Did you take it for granted? At the end of each season, the show is cancelled. They make you wait a month. For years we were the most successful show on the network. They still make you wait for six weeks.
Having had Smallville and now this, do you feel secure or is it an illusion? It's a complete illusion. It doesn't exit.
Being in a movie like this where there are so many established names is it intimidating? I love it. I think it's great. I wanted to be in a scene with Costner to see what it felt like. It was fantastic.
Having made the movie, are you more or less of a fan of the NFL? I'm more into it now. Some of the things we talked about in the film, some of the teams have different systems and the difference in those systems. So now I watch a game and look at those systems.
The guy you play - have you ever been that guy - where someone wants your job? Yeah. In my industry, there is always someone who wants your job.
As a model who entered acting, is it an obstable because people see just a pretty face? I think the way I looked helped me with Smallville; being similar to what they thought Clark Kent looked like. My height has never helped. I'm almost 6-3. People say, 'Oh, you're too tall.' Maybe it's a nice way of saying I'm no good.
In Smallville, I was new to the industry but I was fortunate enough to be cast as a character who was new to himself. So I as I learned, he learned.
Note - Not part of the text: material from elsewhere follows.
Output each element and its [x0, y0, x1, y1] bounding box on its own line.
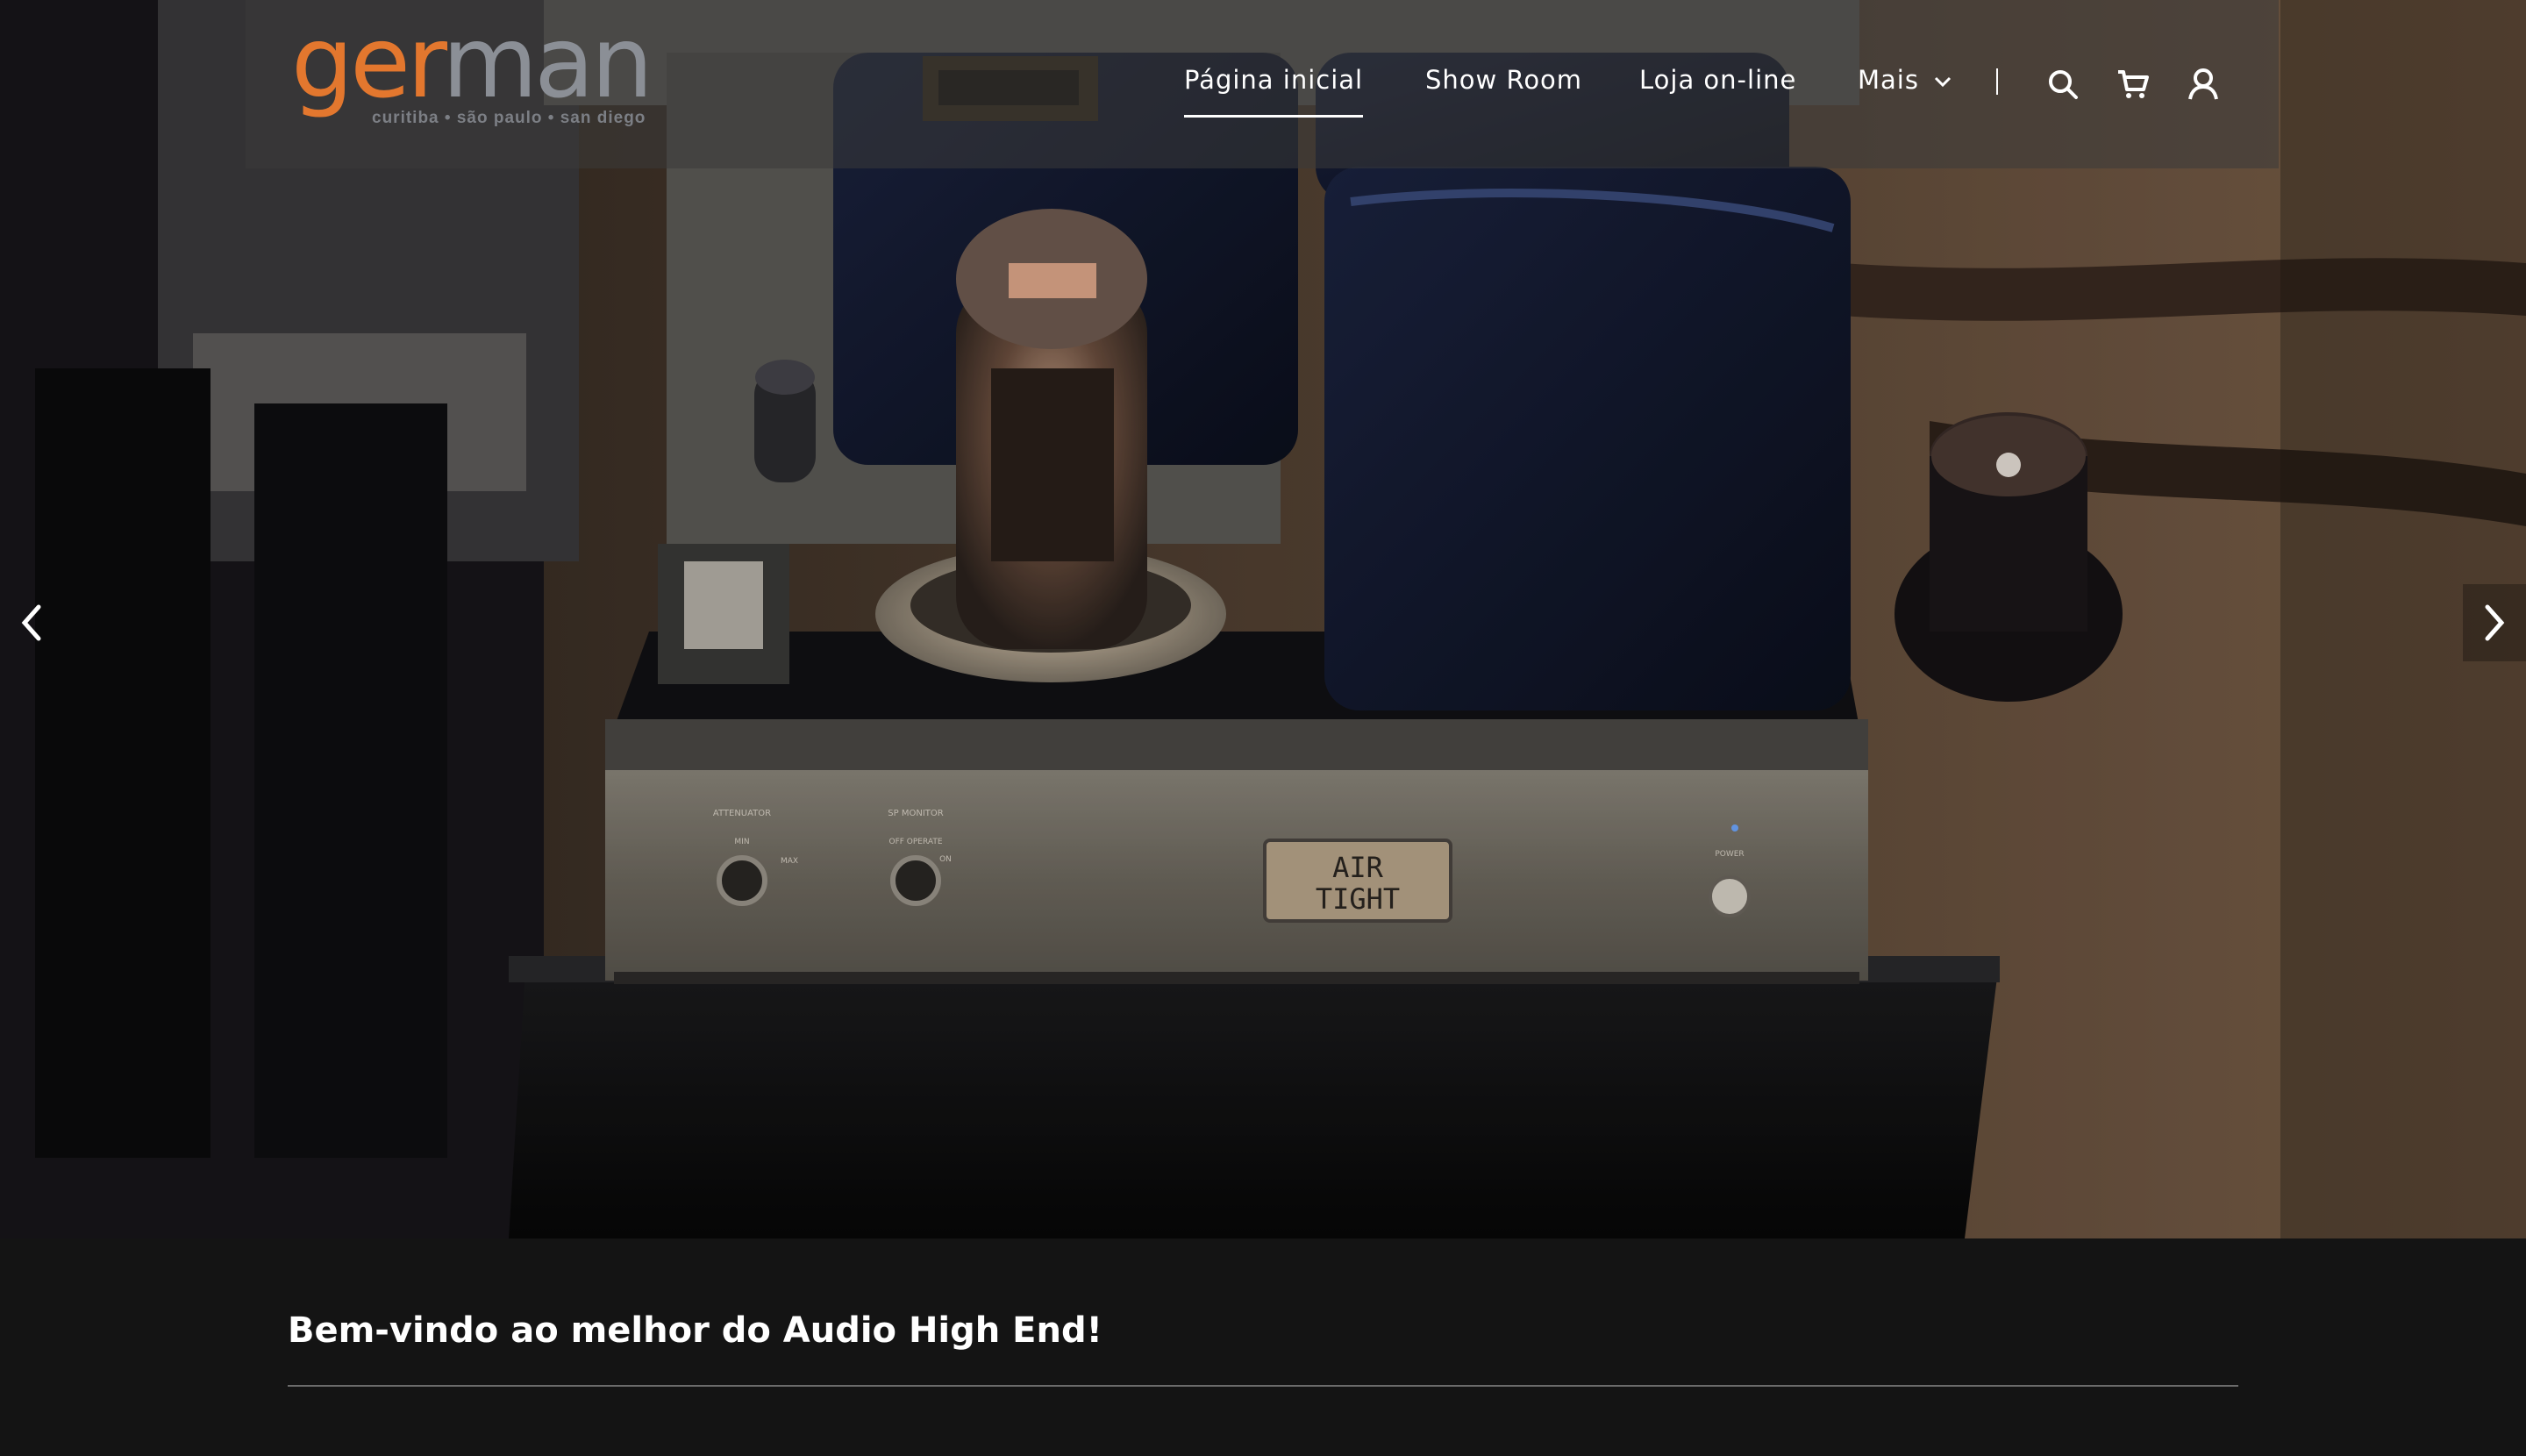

Do you still find people know you as Smallville? I get that a lot. It's fun for me when people say, 'Charlie Baker', which is the role I played in Cheaper By the Dozen. I'm like, "Oh - hi!' That's fun.
I read a quote you said where you don't like doing any interviews? It's not hating interviews. It's talking about the project, or the work, it's when it goes into personal questions.
What's your favorite food? No, I've been in interviews where people ask questions that are none of their business. We did a Rolling Stone interview, in the first or second year of Smallville, and the guy said, 'When was the first time you had sex?'
How is that relevant? Exactly. Interviews, this, I'm having fun. Traveling the country or whatever.
That has to be the most awkward question you've ever been asked? I think it was more awkward for him. I asked, 'Does anyone ever answer that question?'
At least he knew what role you were in the movie. That's true. No, really, it's OK.